A multa seria aplicada apenas depois de a denúncia ter sido acolhida e julgada na vara criminal?

Apenas depois de transitada a decisão judicial, cível ou criminal, cujo fundamento seja a violência, de qualquer natureza - psicológica, moral, patrimonial ou física - contra a mulher.

Como poderia o administrativo deliberar antecipadamente sobre uma matéria cuja culpabilidade ou inocência do acusado é de decisão exclusiva da vara que julga tais casos?

Não pode e não poderia. Uma leitura atenta da lei teria respondido a essa indagação.

Constitucionalidade

A autora do artigo crítico ainda sugere a inconstitucionalidade da “proibição de contratar com o Poder Público ou de receber benefícios ou incentivos fiscais ou creditícios, direta ou indiretamente, ainda que por intermédio de pessoa jurídica da qual seja sócio majoritário, pelo prazo de cinco anos, contados do trânsito em julgado da decisão administrativa”.

Alega, num ‘duplo twist carpado hermenêutico’, que a proibição iria se contrapor ao princípio da intranscendência da pena.

Não há, contudo, qualquer contraposição ao princípio da intranscendência da pena, uma vez que a proposta legislativa em questão não dispõe sobre a imposição de sanção penal diversa. Ressalte-se que referido princípio constitui fundamento do direito penal, não sendo aplicável à hipótese em análise, que não estabelece qualquer comando normativo que possibilite a condenação penal de pessoa jurídica, limitando-se, tão-somente, à restrição temporária de sua capacidade de contratar. Ademais, a própria Constituição Federal prevê situações em que esse princípio pode ser relativizado, conforme dispõe o artigo 5º, inciso XLV, ao estabelecer que “a obrigação de reparar o dano e a decretação do perdimento de bens poderão ser, nos termos da lei, estendidas aos sucessores e contra eles executadas, até o limite do valor do patrimônio transferido.”

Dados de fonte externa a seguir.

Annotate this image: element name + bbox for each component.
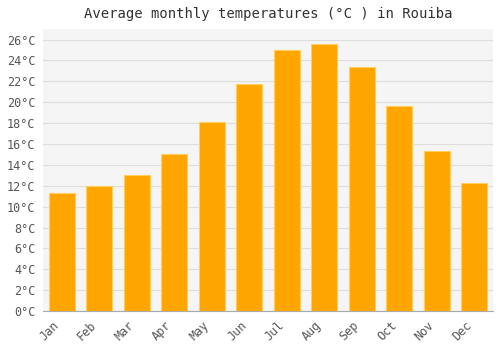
Bar [311,44,338,311]
Bar [198,122,225,311]
Title: Average monthly temperatures (°C ) in Rouiba: Average monthly temperatures (°C ) in Ro… [84,7,452,21]
Bar [424,151,450,311]
Bar [386,106,412,311]
Bar [461,183,487,311]
Bar [236,84,262,311]
Bar [124,175,150,311]
Bar [161,154,188,311]
Bar [274,50,300,311]
Bar [48,193,75,311]
Bar [86,186,113,311]
Bar [348,66,375,311]
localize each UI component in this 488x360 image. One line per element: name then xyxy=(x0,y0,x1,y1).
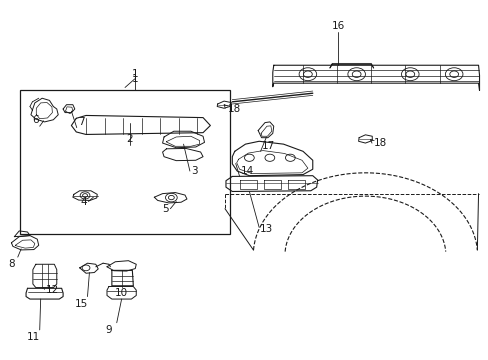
Text: 8: 8 xyxy=(8,259,15,269)
Text: 17: 17 xyxy=(261,141,274,150)
Bar xyxy=(20,90,229,234)
Text: 6: 6 xyxy=(32,116,39,126)
Text: 13: 13 xyxy=(260,225,273,234)
Text: 10: 10 xyxy=(115,288,128,298)
Text: 7: 7 xyxy=(78,117,84,127)
Text: 2: 2 xyxy=(126,134,133,144)
Text: 16: 16 xyxy=(331,21,344,31)
Text: 9: 9 xyxy=(105,325,112,335)
Text: 11: 11 xyxy=(27,332,41,342)
Text: 4: 4 xyxy=(81,197,87,207)
Text: 12: 12 xyxy=(45,285,59,296)
Text: 1: 1 xyxy=(131,69,138,79)
Text: 14: 14 xyxy=(240,166,253,176)
Polygon shape xyxy=(329,63,373,68)
Text: 1: 1 xyxy=(131,74,138,84)
Text: 18: 18 xyxy=(227,104,240,114)
Text: 15: 15 xyxy=(74,299,87,309)
Text: 5: 5 xyxy=(162,204,168,215)
Text: 18: 18 xyxy=(373,139,386,148)
Text: 3: 3 xyxy=(190,166,197,176)
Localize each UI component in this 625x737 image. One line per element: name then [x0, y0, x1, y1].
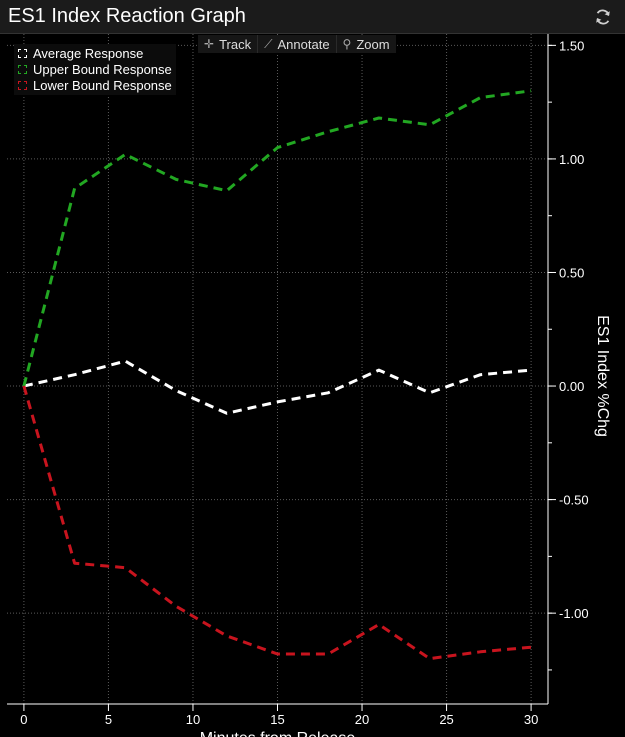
annotate-button[interactable]: ⟋ Annotate	[257, 35, 335, 53]
zoom-button[interactable]: ⚲ Zoom	[335, 35, 396, 53]
y-tick-label: 1.00	[559, 152, 584, 167]
y-tick-label: 0.00	[559, 379, 584, 394]
legend-item-lower[interactable]: Lower Bound Response	[18, 77, 172, 93]
chart-axes: 1.50 1.00 0.50 0.00 -0.50 -1.00 0 5 10 15 20 25 30 Mi…	[7, 34, 611, 737]
x-tick-label: 15	[270, 712, 284, 727]
crosshair-icon: ✛	[204, 37, 215, 51]
track-label: Track	[219, 36, 252, 52]
x-axis-label: Minutes from Release	[200, 730, 356, 737]
legend-label: Lower Bound Response	[33, 77, 172, 93]
magnifier-icon: ⚲	[342, 37, 352, 51]
window-title: ES1 Index Reaction Graph	[8, 5, 246, 27]
series-line-0	[23, 359, 532, 415]
legend-swatch-lower	[18, 80, 27, 90]
x-tick-label: 25	[439, 712, 453, 727]
x-tick-label: 10	[186, 712, 200, 727]
legend-item-average[interactable]: Average Response	[18, 45, 172, 61]
y-axis-label: ES1 Index %Chg	[594, 315, 611, 437]
legend-item-upper[interactable]: Upper Bound Response	[18, 61, 172, 77]
zoom-label: Zoom	[356, 36, 390, 52]
legend-label: Average Response	[33, 45, 144, 61]
y-tick-label: 1.50	[559, 38, 584, 53]
x-tick-label: 0	[20, 712, 27, 727]
legend-swatch-average	[18, 48, 27, 58]
y-tick-label: -0.50	[559, 493, 589, 508]
title-bar: ES1 Index Reaction Graph	[0, 0, 625, 34]
legend-swatch-upper	[18, 64, 27, 74]
chart-grid	[7, 34, 548, 704]
chart-toolbar: ✛ Track ⟋ Annotate ⚲ Zoom	[198, 35, 396, 53]
track-button[interactable]: ✛ Track	[198, 35, 257, 53]
chart-legend: Average Response Upper Bound Response Lo…	[14, 44, 176, 95]
series-line-2	[22, 385, 532, 661]
chart-series	[22, 89, 532, 661]
x-tick-label: 30	[524, 712, 538, 727]
series-line-1	[22, 89, 532, 387]
annotate-label: Annotate	[277, 36, 330, 52]
x-tick-label: 20	[355, 712, 369, 727]
legend-label: Upper Bound Response	[33, 61, 172, 77]
x-tick-label: 5	[105, 712, 112, 727]
y-tick-label: 0.50	[559, 265, 584, 280]
refresh-icon[interactable]	[593, 7, 613, 27]
pencil-icon: ⟋	[264, 36, 273, 51]
y-tick-label: -1.00	[559, 606, 589, 621]
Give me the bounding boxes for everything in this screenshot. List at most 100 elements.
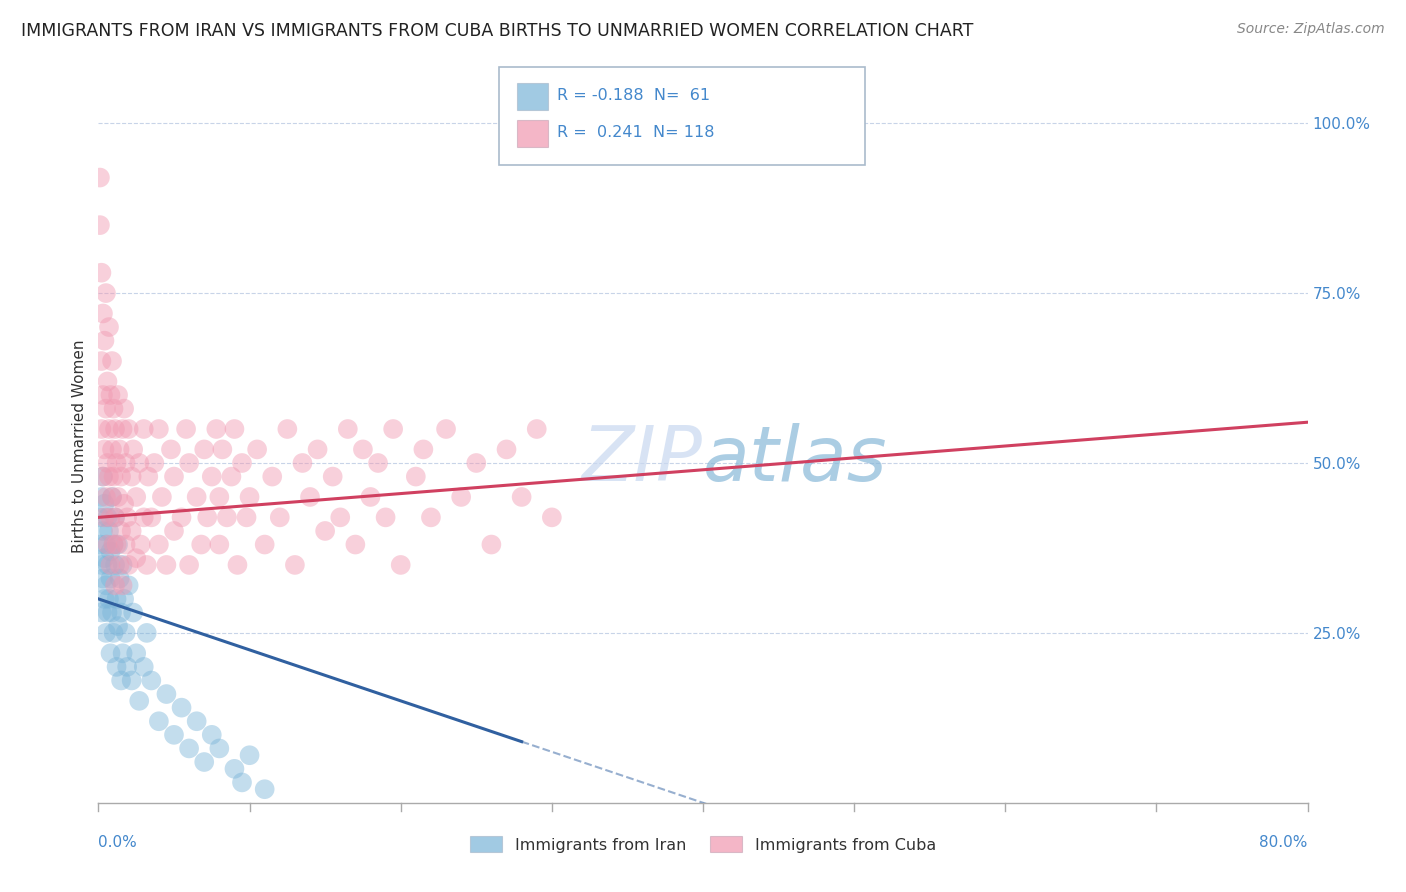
Point — [231, 775, 253, 789]
Point — [231, 456, 253, 470]
Point — [101, 442, 124, 457]
Point — [90, 558, 112, 572]
Point — [179, 456, 201, 470]
Point — [299, 490, 322, 504]
Point — [226, 558, 249, 572]
Point — [224, 422, 246, 436]
Point — [107, 388, 129, 402]
Point — [269, 510, 291, 524]
Point — [141, 673, 163, 688]
Point — [262, 469, 284, 483]
Point — [276, 422, 298, 436]
Point — [111, 422, 134, 436]
Point — [96, 537, 118, 551]
Point — [108, 558, 131, 572]
Point — [160, 442, 183, 457]
Point — [111, 578, 134, 592]
Point — [107, 537, 129, 551]
Point — [224, 762, 246, 776]
Text: 0.0%: 0.0% — [98, 835, 138, 850]
Point — [122, 442, 145, 457]
Point — [104, 558, 127, 572]
Point — [90, 490, 112, 504]
Point — [128, 694, 150, 708]
Point — [100, 544, 122, 558]
Point — [143, 456, 166, 470]
Point — [90, 606, 112, 620]
Point — [98, 422, 121, 436]
Point — [170, 700, 193, 714]
Point — [450, 490, 472, 504]
Point — [112, 591, 135, 606]
Text: R = -0.188  N=  61: R = -0.188 N= 61 — [557, 88, 710, 103]
Point — [89, 537, 111, 551]
Point — [89, 218, 111, 232]
Point — [193, 755, 215, 769]
Point — [314, 524, 336, 538]
Point — [235, 510, 257, 524]
Point — [104, 510, 127, 524]
Point — [100, 572, 122, 586]
Point — [104, 510, 127, 524]
Point — [284, 558, 307, 572]
Point — [110, 673, 132, 688]
Point — [367, 456, 389, 470]
Point — [186, 490, 208, 504]
Point — [208, 490, 231, 504]
Point — [110, 524, 132, 538]
Point — [94, 490, 117, 504]
Point — [110, 606, 132, 620]
Point — [374, 510, 396, 524]
Point — [135, 626, 157, 640]
Point — [434, 422, 457, 436]
Point — [125, 490, 148, 504]
Point — [186, 714, 208, 729]
Point — [111, 558, 134, 572]
Point — [540, 510, 562, 524]
Point — [94, 578, 117, 592]
Point — [352, 442, 374, 457]
Point — [132, 660, 155, 674]
Text: atlas: atlas — [703, 424, 887, 497]
Text: 80.0%: 80.0% — [1260, 835, 1308, 850]
Point — [103, 537, 125, 551]
Point — [121, 673, 143, 688]
Point — [90, 422, 112, 436]
Point — [221, 469, 243, 483]
Point — [129, 537, 152, 551]
Point — [94, 537, 117, 551]
Point — [93, 334, 115, 348]
Point — [163, 469, 186, 483]
Point — [118, 578, 141, 592]
Point — [148, 537, 170, 551]
Point — [121, 469, 143, 483]
Point — [360, 490, 382, 504]
Point — [179, 741, 201, 756]
Point — [114, 626, 136, 640]
Point — [141, 510, 163, 524]
Point — [195, 510, 218, 524]
Point — [100, 510, 122, 524]
Point — [190, 537, 212, 551]
Point — [96, 510, 118, 524]
Point — [114, 456, 136, 470]
Point — [96, 606, 118, 620]
Point — [135, 558, 157, 572]
Point — [103, 469, 125, 483]
Point — [96, 558, 118, 572]
Point — [101, 490, 124, 504]
Point — [495, 442, 517, 457]
Point — [150, 490, 173, 504]
Point — [344, 537, 367, 551]
Point — [128, 456, 150, 470]
Point — [481, 537, 503, 551]
Point — [100, 388, 122, 402]
Point — [389, 558, 412, 572]
Point — [93, 591, 115, 606]
Point — [170, 510, 193, 524]
Point — [122, 606, 145, 620]
Point — [94, 286, 117, 301]
Point — [405, 469, 427, 483]
Point — [91, 469, 114, 483]
Point — [115, 660, 138, 674]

Repúdio firme à violência contra a mulher

A autora da crítica finaliza apontando caminhos para o fim da violência contra a mulher, todos eles flácidos, pouco objetivos e sem nenhuma propositividade, lembrando a frase clássica dos concursos de Miss: "O meu desejo é a paz mundial".

Não é com leis flácidas que vamos enfrentar a violência contra a mulher. Pernambuco está entre os nove estados observados pela Rede de Observatórios da Segurança, que aponta uma média de 13 mulheres vítimas de violência a cada 24 horas. Os dados revelam ainda que em cada 17 horas uma mulher é vítima de feminicídio. No nosso estado o número de casos de feminicídio teve um aumento de 100% nos primeiros meses de 2025, segundo balanço divulgado pela Secretaria de Defesa Social (SDS).

Precisamos de leis firmes, capazes de provocar uma legítima mudança na cultura que naturaliza e banaliza a crueldade contra as mulheres. Nossa lei tem esse propósito. E a despeito do lobby dos agressores de mulheres, ela vai cumpri-lo.

Liana Cirne, professora de Direto da UFPE e vereadora do Recife.